Simply put, most Americans want access to reliable, affordable and increasingly sustainable power. Yes, we're all worried about national security. We're also concerned that the burden and benefit of a new energy plan be shared equitably among the various regions of our country. But consumers are tired of promises for the distant future. We don't want to try to plumb more than a thousand pages of strategy to discern what the goal might be for tomorrow. We want a comprehensible plan for the here and now.

In recent years there has been a tectonic shift in our energy usage as our country trends away from fossil fuels in favor of "natural" energy, such as wind and solar. If we are to focus on these types of God-given energy sources, we need to go to our energy rather than have our energy come to us, as we do with fossil fuels.

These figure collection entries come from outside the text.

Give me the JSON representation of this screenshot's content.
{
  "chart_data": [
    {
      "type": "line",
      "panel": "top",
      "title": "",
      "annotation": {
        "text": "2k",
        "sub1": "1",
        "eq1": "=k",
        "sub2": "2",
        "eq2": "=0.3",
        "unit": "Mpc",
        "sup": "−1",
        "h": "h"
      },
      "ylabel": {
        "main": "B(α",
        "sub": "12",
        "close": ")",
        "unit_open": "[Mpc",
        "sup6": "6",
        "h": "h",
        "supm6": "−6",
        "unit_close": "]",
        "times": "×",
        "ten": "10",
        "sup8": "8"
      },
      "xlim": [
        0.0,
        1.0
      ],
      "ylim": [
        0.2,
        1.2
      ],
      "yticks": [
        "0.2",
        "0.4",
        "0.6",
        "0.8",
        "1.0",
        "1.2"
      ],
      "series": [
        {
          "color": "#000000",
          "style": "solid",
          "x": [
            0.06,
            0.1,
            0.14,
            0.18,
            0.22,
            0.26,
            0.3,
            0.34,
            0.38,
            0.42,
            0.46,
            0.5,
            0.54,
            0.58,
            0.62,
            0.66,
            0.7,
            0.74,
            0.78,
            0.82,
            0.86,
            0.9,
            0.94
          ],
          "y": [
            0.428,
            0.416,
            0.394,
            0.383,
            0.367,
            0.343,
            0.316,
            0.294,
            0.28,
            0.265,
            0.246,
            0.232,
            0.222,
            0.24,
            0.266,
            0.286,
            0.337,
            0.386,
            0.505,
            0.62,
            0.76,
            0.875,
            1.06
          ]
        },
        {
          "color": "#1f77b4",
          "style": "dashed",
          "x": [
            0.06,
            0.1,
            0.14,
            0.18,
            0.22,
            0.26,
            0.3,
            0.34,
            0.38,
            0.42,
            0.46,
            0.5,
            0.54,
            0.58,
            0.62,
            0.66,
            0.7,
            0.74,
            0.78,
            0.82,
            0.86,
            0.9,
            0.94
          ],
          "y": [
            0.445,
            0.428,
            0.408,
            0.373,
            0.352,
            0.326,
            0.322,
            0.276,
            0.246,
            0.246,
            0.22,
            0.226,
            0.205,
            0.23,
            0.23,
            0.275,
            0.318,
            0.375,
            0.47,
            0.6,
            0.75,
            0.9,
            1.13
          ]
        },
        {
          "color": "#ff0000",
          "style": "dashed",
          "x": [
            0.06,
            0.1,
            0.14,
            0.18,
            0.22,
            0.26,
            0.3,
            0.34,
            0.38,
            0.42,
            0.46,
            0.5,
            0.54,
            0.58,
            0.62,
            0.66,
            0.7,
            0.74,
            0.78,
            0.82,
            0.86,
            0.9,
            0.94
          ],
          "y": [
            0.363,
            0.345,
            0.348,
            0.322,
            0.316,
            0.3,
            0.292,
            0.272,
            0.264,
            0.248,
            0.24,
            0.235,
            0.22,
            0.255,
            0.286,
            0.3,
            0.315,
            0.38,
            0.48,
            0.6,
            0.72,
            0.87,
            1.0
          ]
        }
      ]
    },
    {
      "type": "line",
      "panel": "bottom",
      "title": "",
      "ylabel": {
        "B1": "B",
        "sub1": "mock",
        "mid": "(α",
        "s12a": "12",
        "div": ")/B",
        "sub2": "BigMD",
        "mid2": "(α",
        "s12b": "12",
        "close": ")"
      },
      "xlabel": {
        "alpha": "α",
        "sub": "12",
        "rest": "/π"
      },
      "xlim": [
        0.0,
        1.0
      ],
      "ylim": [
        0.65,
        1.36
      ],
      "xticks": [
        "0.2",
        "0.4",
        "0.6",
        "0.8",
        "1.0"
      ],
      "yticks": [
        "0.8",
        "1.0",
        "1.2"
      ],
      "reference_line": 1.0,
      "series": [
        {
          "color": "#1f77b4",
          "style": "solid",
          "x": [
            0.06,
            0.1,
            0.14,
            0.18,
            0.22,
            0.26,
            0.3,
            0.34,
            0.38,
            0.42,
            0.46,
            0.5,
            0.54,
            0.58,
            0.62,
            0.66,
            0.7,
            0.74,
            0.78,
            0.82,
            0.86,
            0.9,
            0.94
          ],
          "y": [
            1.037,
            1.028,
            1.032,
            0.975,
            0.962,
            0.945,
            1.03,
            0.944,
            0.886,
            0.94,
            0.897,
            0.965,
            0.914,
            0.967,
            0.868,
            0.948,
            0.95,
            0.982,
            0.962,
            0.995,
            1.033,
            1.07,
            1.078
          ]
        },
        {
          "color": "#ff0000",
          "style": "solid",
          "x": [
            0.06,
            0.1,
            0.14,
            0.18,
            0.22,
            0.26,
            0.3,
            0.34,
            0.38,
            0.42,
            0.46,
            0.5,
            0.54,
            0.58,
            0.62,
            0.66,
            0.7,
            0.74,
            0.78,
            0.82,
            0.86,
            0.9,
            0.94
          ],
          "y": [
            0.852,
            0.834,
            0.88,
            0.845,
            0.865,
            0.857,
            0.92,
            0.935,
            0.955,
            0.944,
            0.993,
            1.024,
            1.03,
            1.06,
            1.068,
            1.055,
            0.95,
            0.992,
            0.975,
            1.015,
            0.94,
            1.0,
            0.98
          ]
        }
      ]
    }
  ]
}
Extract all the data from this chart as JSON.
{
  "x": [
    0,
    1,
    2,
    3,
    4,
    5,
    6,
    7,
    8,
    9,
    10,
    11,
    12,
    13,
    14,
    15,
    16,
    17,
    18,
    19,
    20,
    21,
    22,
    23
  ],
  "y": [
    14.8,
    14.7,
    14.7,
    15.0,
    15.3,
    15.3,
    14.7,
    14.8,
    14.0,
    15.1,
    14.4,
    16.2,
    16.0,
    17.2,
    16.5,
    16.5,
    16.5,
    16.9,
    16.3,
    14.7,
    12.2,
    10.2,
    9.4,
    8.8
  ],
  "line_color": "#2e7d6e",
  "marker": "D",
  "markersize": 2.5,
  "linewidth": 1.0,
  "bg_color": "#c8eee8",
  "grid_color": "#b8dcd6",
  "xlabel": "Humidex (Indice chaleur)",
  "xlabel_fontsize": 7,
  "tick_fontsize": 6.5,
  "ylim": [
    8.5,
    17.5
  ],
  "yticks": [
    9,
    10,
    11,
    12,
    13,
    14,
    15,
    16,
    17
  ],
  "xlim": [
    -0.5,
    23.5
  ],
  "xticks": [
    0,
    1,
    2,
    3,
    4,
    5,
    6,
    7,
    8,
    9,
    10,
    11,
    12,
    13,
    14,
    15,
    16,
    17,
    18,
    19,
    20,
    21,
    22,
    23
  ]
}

A progressive, pragmatic energy plan would focus on taking the first steps toward national energy sustainability. It would start with technologies that are ready for large-scale deployment but are concentrated on regions where they can be demonstrated and deployed at scale to their best advantage. Consider what could happen if we focused on these five goals:

The West gets the sun. Al Gore's vision of a Sonora Desert covered in a 90-square-mile sea of solar thermal mirrors powering the entire country is admirably visionary, but transmission constraints would make this more practical, at least in the near term, at the regional level. So let's set aside an area and get started. California provides sufficient scale; its peak electricity demand is coincident with sunlight, and it is only 250 miles from the Sonora Desert into the heart of the Southern California population center.

-- The Midwest gets the wind. Wind is the predominant renewable in the United States today, but for it to be a major factor in the energy mix of the future we need to tap into the wind resources of the upper Great Plains states, which are currently stranded. To date, the focus has been on getting wind resources from places like southeastern Wyoming to California. Instead, let's take wind from the Dakotas and feed it into Chicago. It is 1,100 miles from Cheyenne, Wyo., to Los Angeles, but only 600 miles from South Dakota to Chicago.

-- The South gets nuclear. Democratic policymakers have focused like lasers on wind, solar and efficiency. They need to recognize that the South, still one of the nation's most economically dynamic growth areas, lacks suitable wind and solar resources. The geology of much of the Southeast is not well-suited to sequestering the carbon emissions that must be captured by truly "clean coal." On the other hand, the populace of the South (and that includes Texas) is generally comfortable with nuclear power, and its incumbent utilities are deeply experienced in nuclear operations. Nuclear energy should be the "renewable of the South."



-- The Northeast gets the electric car. The Northeast generally lacks good onshore wind and sun power options, as well as public acceptance for nuclear plants. So let's exploit its singular competitive advantage relative to the rest of the country -- the proximity of its population centers to each other. An electric car with a 250-mile range wouldn't make it from Los Angeles to San Francisco, but it would make it from New York to Boston. For real progress, we need to build an infrastructure for the electric car in a few parts of the country. Let the Northeast be a lead "test" region.

-- Pursue "clean coal" as a national priority. We must set as a national priority -- perhaps a "national project" -- the demonstration and large-scale deployment of "clean coal." All of the zero-carbon regional solutions described above, if forcefully implemented, could have a meaningful impact on U.S. carbon emissions, but only "clean coal" can actually capture the enormous carbon emissions from the new coal plants coming on line in China and India. It comes down to a mathematical certainty: We cannot solve global warming through clean coal alone; but without clean coal, we simply cannot solve global warming.

This regionally focused "here and now" energy plan would get us started quickly and on the right foot. What are we waiting for?

The writer is president and chief executive of NRG Energy, a Princeton, N.J.-based wholesale power producer that owns and operates numerous generation facilities, including wind and nuclear, and is developing solar power.